Goin' Country is a reality show, produced by Wes Whatley with Orion Multimedia, that began airing Sunday mornings at nine in August 2010 on the Versus channel. It follows former American Idol contestant Kristy Lee Cook and is centered on hunting and her search for a new recording contract. Eight episodes were shot for the first season. No new episodes have aired on NBC Sports Network.

==Production==
The show grew out of a relationship between Cook and firearms and outdoor equipment manufacturer Browning which started after Cook was shown wearing a Browning hat during an American Idol segment. Browning is a sponsor of the show.

The pilot episode of the show first aired May 22, 2010 and featured Cook hunting Texas white-tail deer and writing a new song in Nashville.

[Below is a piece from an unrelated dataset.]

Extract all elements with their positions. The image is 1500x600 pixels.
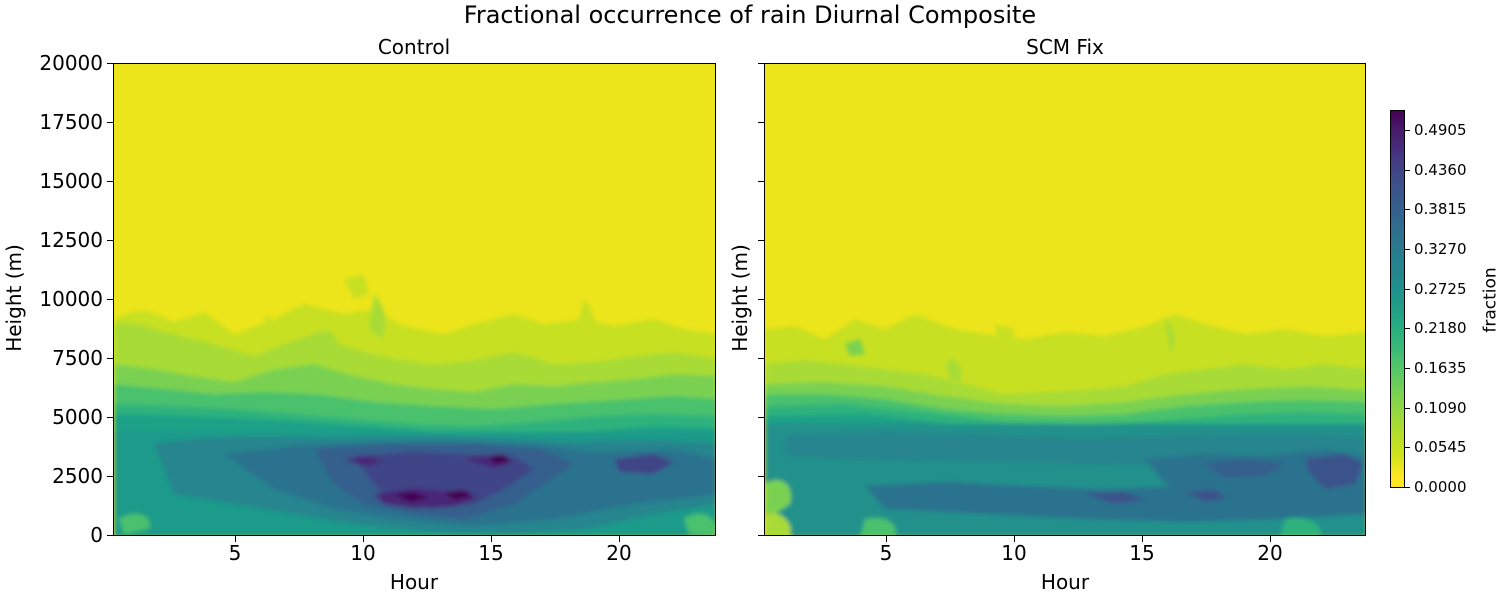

Cook was joined on the show by family, friends and celebrity guests, including fellow former American Idol contestant Blake Lewis, and country music singers Jake Owen and Aaron Tippin.

==Controversy==
The show has drawn the ire of PETA who issued a statement referring to it as her "Fifteen Minutes of Shame" and suggesting she should instead follow in the footsteps of fellow American Idol alumni Kellie Pickler, Carrie Underwood and Simon Cowell who PETA says have used their fame and talent to speak up for animals. Cook responded to PETA's comments with positive statements about hunting and pointed out that the show also highlights her animal-related charity, "Kristy Lee's Horse Heaven Foundation", which rescues abused or neglected horses. News of the show has also provoked a negative reaction from some of her fans.